Use of AlignMiner for designing several specific primer pairs for PCR amplification of the different isoforms of the AtGS1 nucleotide sequence (A) The 5' and 3' divergent regions obtained with Entropy that were selected for primer design including the characteristic parameters of each region. (B) Results of the in silico "PCR amplification" with BioPHP [34] using the different primer pairs. Note that the actual 3' primers are complementary to the sequences shown on the right.

Figure 7

Correlation between the most divergent amino acid sequences and antigenicity of the AtGS1 protein MSA. (A) Similarity plot obtained using the Entropy method; the most divergent regions being are highlighted. (B) Aligned sequences for the two divergent regions together (underlined in black) and their score in relation to other divergent regions. (C) Localisation of each divergent region in the alignment where: (i) nucleotides in bold are the predicted epitopes for B-cells; (ii) an "e" denotes predicted solvent accessibility for this position; and (iii) red-boxed amino acids correspond to the sequence of the matching divergent region.
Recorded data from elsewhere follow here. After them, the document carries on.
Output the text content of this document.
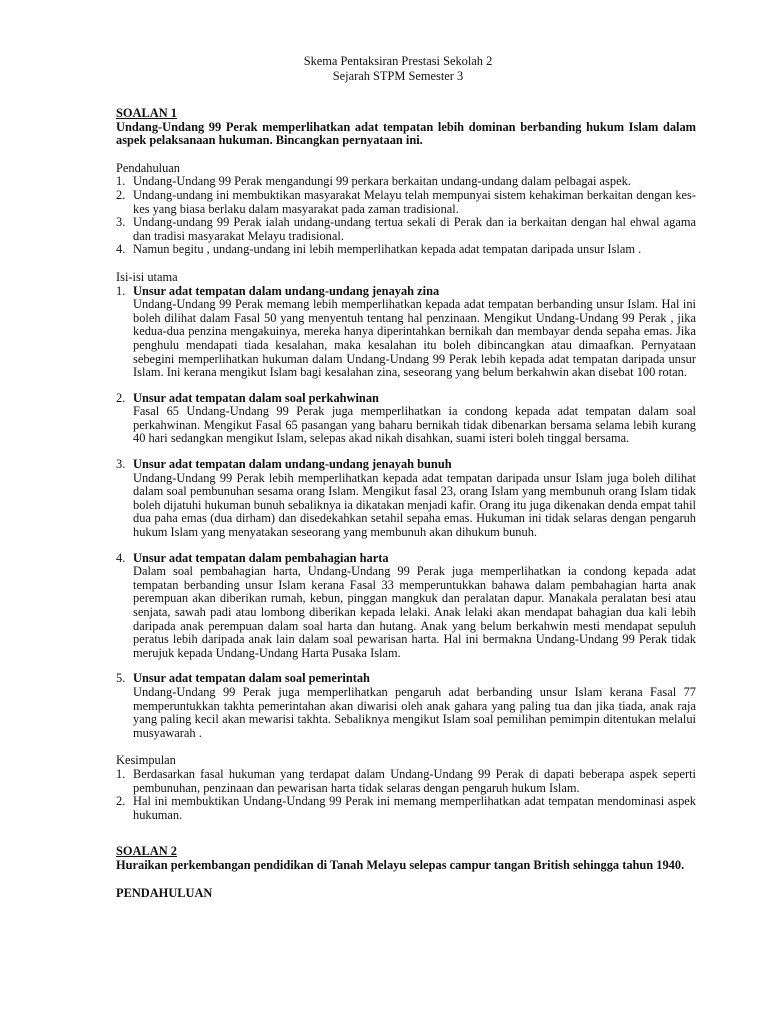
Skema Pentaksiran Prestasi Sekolah 2
Sejarah STPM Semester 3
SOALAN 1
Undang-Undang 99 Perak memperlihatkan adat tempatan lebih dominan berbanding hukum Islam dalam aspek pelaksanaan hukuman. Bincangkan pernyataan ini.
Pendahuluan
1. Undang-Undang 99 Perak mengandungi 99 perkara berkaitan undang-undang dalam pelbagai aspek.
2. Undang-undang ini membuktikan masyarakat Melayu telah mempunyai sistem kehakiman berkaitan dengan kes-kes yang biasa berlaku dalam masyarakat pada zaman tradisional.
3. Undang-undang 99 Perak ialah undang-undang tertua sekali di Perak dan ia berkaitan dengan hal ehwal agama dan tradisi masyarakat Melayu tradisional.
4. Namun begitu , undang-undang ini lebih memperlihatkan kepada adat tempatan daripada unsur Islam .
Isi-isi utama
1. Unsur adat tempatan dalam undang-undang jenayah zina
Undang-Undang 99 Perak memang lebih memperlihatkan kepada adat tempatan berbanding unsur Islam. Hal ini boleh dilihat dalam Fasal 50 yang menyentuh tentang hal penzinaan. Mengikut Undang-Undang 99 Perak , jika kedua-dua penzina mengakuinya, mereka hanya diperintahkan bernikah dan membayar denda sepaha emas. Jika penghulu mendapati tiada kesalahan, maka kesalahan itu boleh dibincangkan atau dimaafkan. Pernyataan sebegini memperlihatkan hukuman dalam Undang-Undang 99 Perak lebih kepada adat tempatan daripada unsur Islam. Ini kerana mengikut Islam bagi kesalahan zina, seseorang yang belum berkahwin akan disebat 100 rotan.
2. Unsur adat tempatan dalam soal perkahwinan
Fasal 65 Undang-Undang 99 Perak juga memperlihatkan ia condong kepada adat tempatan dalam soal perkahwinan. Mengikut Fasal 65 pasangan yang baharu bernikah tidak dibenarkan bersama selama lebih kurang 40 hari sedangkan mengikut Islam, selepas akad nikah disahkan, suami isteri boleh tinggal bersama.
3. Unsur adat tempatan dalam undang-undang jenayah bunuh
Undang-Undang 99 Perak lebih memperlihatkan kepada adat tempatan daripada unsur Islam juga boleh dilihat dalam soal pembunuhan sesama orang Islam. Mengikut fasal 23, orang Islam yang membunuh orang Islam tidak boleh dijatuhi hukuman bunuh sebaliknya ia dikatakan menjadi kafir. Orang itu juga dikenakan denda empat tahil dua paha emas (dua dirham) dan disedekahkan setahil sepaha emas. Hukuman ini tidak selaras dengan pengaruh hukum Islam yang menyatakan seseorang yang membunuh akan dihukum bunuh.
4. Unsur adat tempatan dalam pembahagian harta
Dalam soal pembahagian harta, Undang-Undang 99 Perak juga memperlihatkan ia condong kepada adat tempatan berbanding unsur Islam kerana Fasal 33 memperuntukkan bahawa dalam pembahagian harta anak perempuan akan diberikan rumah, kebun, pinggan mangkuk dan peralatan dapur. Manakala peralatan besi atau senjata, sawah padi atau lombong diberikan kepada lelaki. Anak lelaki akan mendapat bahagian dua kali lebih daripada anak perempuan dalam soal harta dan hutang. Anak yang belum berkahwin mesti mendapat sepuluh peratus lebih daripada anak lain dalam soal pewarisan harta. Hal ini bermakna Undang-Undang 99 Perak tidak merujuk kepada Undang-Undang Harta Pusaka Islam.
5. Unsur adat tempatan dalam soal pemerintah
Undang-Undang 99 Perak juga memperlihatkan pengaruh adat berbanding unsur Islam kerana Fasal 77 memperuntukkan takhta pemerintahan akan diwarisi oleh anak gahara yang paling tua dan jika tiada, anak raja yang paling kecil akan mewarisi takhta. Sebaliknya mengikut Islam soal pemilihan pemimpin ditentukan melalui musyawarah .
Kesimpulan
1. Berdasarkan fasal hukuman yang terdapat dalam Undang-Undang 99 Perak di dapati beberapa aspek seperti pembunuhan, penzinaan dan pewarisan harta tidak selaras dengan pengaruh hukum Islam.
2. Hal ini membuktikan Undang-Undang 99 Perak ini memang memperlihatkan adat tempatan mendominasi aspek hukuman.
SOALAN 2
Huraikan perkembangan pendidikan di Tanah Melayu selepas campur tangan British sehingga tahun 1940.
PENDAHULUAN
It is clearly seen that divergent sequences overlap with the predicted epitopes and the solvent-accessible amino acids.

Figure 8

Analysis of two Pinus pinaster gene isoforms. The specific primer pair for the photosynthetic isoform is identified by a "P" and for the non-photosynthetic isoform by an "N" (A) Predicted sequence and properties of the two primer pairs designed for specific identification of each isoform. (B) PCR analysis using the previously-predicted primers. Table 2 includes the expected amplicon size using these primer pairs. The template in the different lanes is: cDNA for the photosynthetic isoform (lanes 1), cDNA for the non-photosynthetic isoform (lanes 2), cDNA synthesised from total mRNA extracted from Pinus pinaster (lanes 3), Pinus pinaster genomic DNA (lanes 4), and negative controls (lines 5), which do not contain any DNA. Lanes M are molecular weight markers (vector pFL61 digested with Hpa II). Arrows indicate the specific amplification bands. DNA sizes are given in base pairs.